Backtesting means the comparison of an Enterprise's internal estimates with actual outcomes during a sample period not used in model development. In this context, backtesting is one form of out-of-sample testing.
Benchmarking means the comparison of an Enterprise's internal estimates with relevant internal and external data or with estimates based on other estimation techniques.
Business environment and internal control factors means the indicators of an Enterprise's operational risk profile that reflect a current and forward-looking assessment of the Enterprise's underlying business risk factors and internal control environment.
Dependence means a measure of the association among operational losses across and within units of measure.
Economic downturn conditions means, with respect to an exposure held by the Enterprise, those conditions in which the aggregate default rates for that exposure's exposure subcategory (or subdivision of such subcategory selected by the Enterprise) in the exposure's jurisdiction (or subdivision of such jurisdiction selected by the Enterprise) are significantly higher than average.
Eligible operational risk offsets means amounts, not to exceed expected operational loss, that:
(i) Are generated by internal business practices to absorb highly predictable and reasonably stable operational losses, including reserves calculated consistent with GAAP; and
(ii) Are available to cover expected operational losses with a high degree of certainty over a one-year horizon.
Expected operational loss (EOL) means the expected value of the distribution of potential aggregate operational losses, as generated by the Enterprise's operational risk quantification system using a one-year horizon.
External operational loss event data means, with respect to an Enterprise, gross operational loss amounts, dates, recoveries, and relevant causal information for operational loss events occurring at organizations other than the Enterprise.

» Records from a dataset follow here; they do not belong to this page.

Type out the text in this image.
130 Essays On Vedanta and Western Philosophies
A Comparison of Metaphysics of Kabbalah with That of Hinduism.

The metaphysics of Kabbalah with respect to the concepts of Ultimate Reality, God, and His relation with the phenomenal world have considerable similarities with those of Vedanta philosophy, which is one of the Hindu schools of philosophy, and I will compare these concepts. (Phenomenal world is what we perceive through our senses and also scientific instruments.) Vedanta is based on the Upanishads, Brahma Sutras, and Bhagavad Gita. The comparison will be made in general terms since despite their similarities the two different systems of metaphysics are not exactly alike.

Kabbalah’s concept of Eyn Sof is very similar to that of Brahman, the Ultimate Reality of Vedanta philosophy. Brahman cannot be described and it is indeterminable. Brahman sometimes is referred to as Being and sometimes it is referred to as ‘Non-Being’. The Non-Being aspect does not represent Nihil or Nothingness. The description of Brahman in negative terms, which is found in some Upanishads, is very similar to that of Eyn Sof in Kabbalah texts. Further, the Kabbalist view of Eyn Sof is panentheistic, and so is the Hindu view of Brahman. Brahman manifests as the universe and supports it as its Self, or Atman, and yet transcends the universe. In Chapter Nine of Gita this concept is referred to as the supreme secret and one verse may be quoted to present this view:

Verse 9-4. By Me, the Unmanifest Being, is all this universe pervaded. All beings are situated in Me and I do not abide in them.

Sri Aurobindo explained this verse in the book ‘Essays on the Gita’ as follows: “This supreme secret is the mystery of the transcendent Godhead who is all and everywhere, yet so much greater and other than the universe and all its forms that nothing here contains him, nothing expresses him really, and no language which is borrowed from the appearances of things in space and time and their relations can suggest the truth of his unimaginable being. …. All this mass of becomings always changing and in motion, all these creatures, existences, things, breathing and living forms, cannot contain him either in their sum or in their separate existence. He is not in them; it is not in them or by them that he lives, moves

Internal operational loss event data means, with respect to an Enterprise, gross operational loss amounts, dates, recoveries, and relevant causal information for operational loss events occurring at the Enterprise.
Operational loss means a loss (excluding insurance or tax effects) resulting from an operational loss event. Operational loss includes all expenses associated with an operational loss event except for opportunity costs, forgone revenue, and costs related to risk management and control enhancements implemented to prevent future operational losses.

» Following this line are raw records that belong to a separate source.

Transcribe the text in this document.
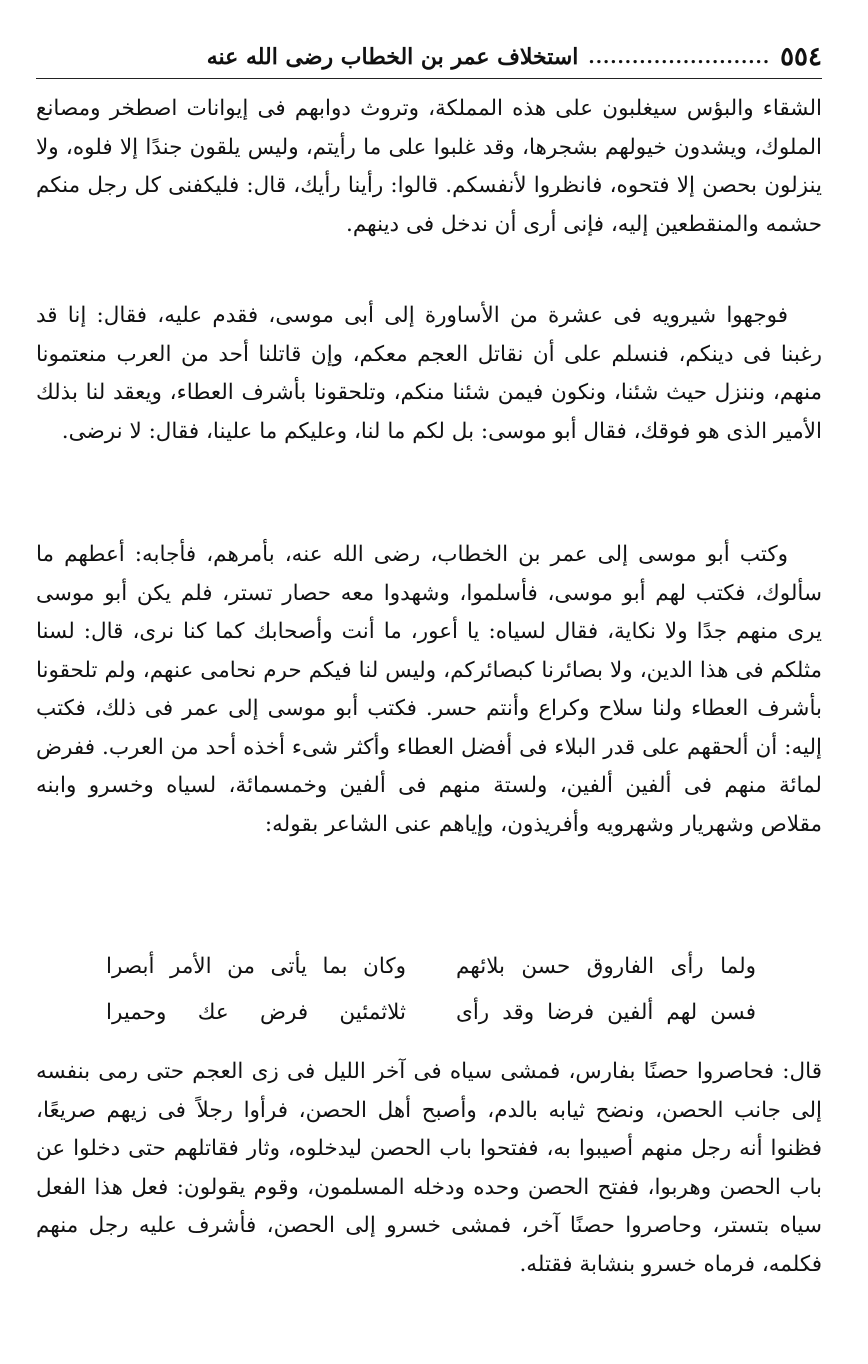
٥٥٤
.........................
استخلاف عمر بن الخطاب رضى الله عنه

الشقاء والبؤس سيغلبون على هذه المملكة، وتروث دوابهم فى إيوانات اصطخر ومصانع الملوك، ويشدون خيولهم بشجرها، وقد غلبوا على ما رأيتم، وليس يلقون جندًا إلا فلوه، ولا ينزلون بحصن إلا فتحوه، فانظروا لأنفسكم. قالوا: رأينا رأيك، قال: فليكفنى كل رجل منكم حشمه والمنقطعين إليه، فإنى أرى أن ندخل فى دينهم.

فوجهوا شيرويه فى عشرة من الأساورة إلى أبى موسى، فقدم عليه، فقال: إنا قد رغبنا فى دينكم، فنسلم على أن نقاتل العجم معكم، وإن قاتلنا أحد من العرب منعتمونا منهم، وننزل حيث شئنا، ونكون فيمن شئنا منكم، وتلحقونا بأشرف العطاء، ويعقد لنا بذلك الأمير الذى هو فوقك، فقال أبو موسى: بل لكم ما لنا، وعليكم ما علينا، فقال: لا نرضى.

وكتب أبو موسى إلى عمر بن الخطاب، رضى الله عنه، بأمرهم، فأجابه: أعطهم ما سألوك، فكتب لهم أبو موسى، فأسلموا، وشهدوا معه حصار تستر، فلم يكن أبو موسى يرى منهم جدًا ولا نكاية، فقال لسياه: يا أعور، ما أنت وأصحابك كما كنا نرى، قال: لسنا مثلكم فى هذا الدين، ولا بصائرنا كبصائركم، وليس لنا فيكم حرم نحامى عنهم، ولم تلحقونا بأشرف العطاء ولنا سلاح وكراع وأنتم حسر. فكتب أبو موسى إلى عمر فى ذلك، فكتب إليه: أن ألحقهم على قدر البلاء فى أفضل العطاء وأكثر شىء أخذه أحد من العرب. ففرض لمائة منهم فى ألفين ألفين، ولستة منهم فى ألفين وخمسمائة، لسياه وخسرو وابنه مقلاص وشهريار وشهرويه وأفريذون، وإياهم عنى الشاعر بقوله:

ولما رأى الفاروق حسن بلائهم
وكان بما يأتى من الأمر أبصرا
فسن لهم ألفين فرضا وقد رأى
ثلاثمئين فرض عك وحميرا

قال: فحاصروا حصنًا بفارس، فمشى سياه فى آخر الليل فى زى العجم حتى رمى بنفسه إلى جانب الحصن، ونضح ثيابه بالدم، وأصبح أهل الحصن، فرأوا رجلاً فى زيهم صريعًا، فظنوا أنه رجل منهم أصيبوا به، ففتحوا باب الحصن ليدخلوه، وثار فقاتلهم حتى دخلوا عن باب الحصن وهربوا، ففتح الحصن وحده ودخله المسلمون، وقوم يقولون: فعل هذا الفعل سياه بتستر، وحاصروا حصنًا آخر، فمشى خسرو إلى الحصن، فأشرف عليه رجل منهم فكلمه، فرماه خسرو بنشابة فقتله.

Operational loss event means an event that results in loss and is associated with any of the following seven operational loss event type categories:
(i) Internal fraud, which means the operational loss event type category that comprises operational losses resulting from an act involving at least one internal party of a type intended to defraud, misappropriate property, or circumvent regulations, the law, or company policy excluding diversity- and discrimination-type events.
(ii) External fraud, which means the operational loss event type category that comprises operational losses resulting from an act by a third party of a type intended to defraud, misappropriate property, or circumvent the law. All third-party-initiated credit losses are to be treated as credit risk losses.
(iii) Employment practices and workplace safety, which means the operational loss event type category that comprises operational losses resulting from an act inconsistent with employment, health, or safety laws or agreements, payment of personal injury claims, or payment arising from diversity- and discrimination-type events.
(iv) Clients, products, and business practices, which means the operational loss event type category that comprises operational losses resulting from the nature or design of a product or from an unintentional or negligent failure to meet a professional obligation to specific clients (including fiduciary and suitability requirements).
(v) Damage to physical assets, which means the operational loss event type category that comprises operational losses resulting from the loss of or damage to physical assets from natural disaster or other events.
(vi) Business disruption and system failures, which means the operational loss event type category that comprises operational losses resulting from disruption of business or system failures.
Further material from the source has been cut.